People should be able to move their information, media and even full programs between these devices without having to worry about if something will or will not work.
Microsoft is pushing Silverlight for rich media websites
This web of devices can be viewed as many small pieces, loosely joined. Developers want to spend more time writing one program that can run on many of these devices, rather than have their creativity suppressed because they must spend time testing compatibility across the range of products.
Microsoft's Silverlight technology is where a lot of effort to solve this problem will be focused on.
This is a set of tools that plugs into your web browser and allows websites to display rich media content and applications - in a similar fashion to Adobe's Flash system.
With a heavy focus on media, especially video, Silverlight can deliver very complicated and detailed web pages.
Demonstrations at Mix08 included multi-view television where viewers can decide on camera angles and what to watch, and AOL's updated web email client that delivers an experience comparable to a mail client running on your own computer.
The first version of the technology has seen a solid uptake, with 1.5 million copies of the plug-in downloaded every day.
Already available for Windows PC's, Macs and Linux, Microsoft also reiterated the announcement that Nokia would make Silverlight available for the majority of their handsets and internet tablets.
Probably the key release of Mix08 was the beta version of Internet Explorer 8 (IE8), the latest web browser from Microsoft.
In recent years alternate browsers such as Apple's Safari and Mozilla's Firefox have become increasingly popular, in part due to following internet standards in how pages are displayed - subtle differences between browsers can sometimes make pages look different on IE than in Firefox, for example.
This is no longer the case - the part of IE8 that displays a page has been completely re-written to be standards compliant, much like Safari and Firefox.
Developers will be able to spend much less time making a site work in each browser, and can concentrate on delivering a much better experience.
At a stroke, the single biggest complaint from web developers about Microsoft's browsers have been answered, and the initial reaction from the developers towards the sentiment is positive, albeit with the knowledge that this brings the browser to the same level as others.
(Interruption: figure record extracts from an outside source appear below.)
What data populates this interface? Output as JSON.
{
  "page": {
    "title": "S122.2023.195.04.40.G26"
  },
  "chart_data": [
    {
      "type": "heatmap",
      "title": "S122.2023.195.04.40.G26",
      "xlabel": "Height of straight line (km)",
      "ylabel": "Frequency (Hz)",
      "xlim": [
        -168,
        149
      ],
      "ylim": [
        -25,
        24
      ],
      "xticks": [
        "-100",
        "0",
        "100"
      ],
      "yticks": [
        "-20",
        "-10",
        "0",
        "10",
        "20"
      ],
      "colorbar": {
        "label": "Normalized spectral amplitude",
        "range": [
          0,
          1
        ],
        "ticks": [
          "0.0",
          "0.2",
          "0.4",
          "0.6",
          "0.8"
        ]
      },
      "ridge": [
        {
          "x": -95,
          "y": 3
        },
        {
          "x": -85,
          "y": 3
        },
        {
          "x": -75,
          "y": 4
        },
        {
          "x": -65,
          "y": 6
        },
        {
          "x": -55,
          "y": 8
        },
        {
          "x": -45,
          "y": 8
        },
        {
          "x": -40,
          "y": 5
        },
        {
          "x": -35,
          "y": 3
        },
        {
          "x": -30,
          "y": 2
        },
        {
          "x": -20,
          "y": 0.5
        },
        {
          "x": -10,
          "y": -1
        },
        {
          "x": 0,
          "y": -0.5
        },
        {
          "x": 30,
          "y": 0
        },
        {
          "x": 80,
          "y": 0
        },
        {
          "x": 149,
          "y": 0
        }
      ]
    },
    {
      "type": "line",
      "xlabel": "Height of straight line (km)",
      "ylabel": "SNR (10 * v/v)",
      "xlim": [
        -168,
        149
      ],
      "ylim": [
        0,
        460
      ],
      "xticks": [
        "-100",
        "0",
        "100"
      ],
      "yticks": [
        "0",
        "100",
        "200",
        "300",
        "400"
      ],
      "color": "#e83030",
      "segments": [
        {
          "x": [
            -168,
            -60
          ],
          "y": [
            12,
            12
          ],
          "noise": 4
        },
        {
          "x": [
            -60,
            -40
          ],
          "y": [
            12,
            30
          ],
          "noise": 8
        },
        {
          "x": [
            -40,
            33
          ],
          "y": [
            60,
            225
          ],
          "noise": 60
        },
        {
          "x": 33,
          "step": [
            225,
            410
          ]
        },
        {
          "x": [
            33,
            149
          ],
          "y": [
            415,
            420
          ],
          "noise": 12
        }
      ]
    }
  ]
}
Where IE8 is going to prove a success is in connecting the user to information on websites as they journey around the internet.
Silverlight has been dubbed a "flash killer"
Microsoft have made it easy for websites that provide services to be used from any other website. For example, if you highlight a street address in IE8, the right click menu will allow you to bring up the location on through the Live Maps service. Find an interesting item you're looking to buy? Right click and be taken directly to the Ebay search results for that product.
Another new element can then be used; Web Slices allow you to subscribe to part of a page and be alerted when the information changes.
Such as when you find the perfect item on Ebay you can use a web slice to subscribe to just that one item; which is then easily followed from the IE8 toolbar.
What Microsoft has chosen to show at Mix08 are not finished products, but the first wave of new products that will become generally available over the next six months. If they continue to innovate and keep both the user experience and the requirements of developers in mind, then their product portfolio is going to be strong and compelling.
The key will be for Microsoft to continue to operate in the currently turbulent business environment, while giving their product teams the confidence to ignore the distractions, such as proposed mergers with Yahoo, and continue to develop the software.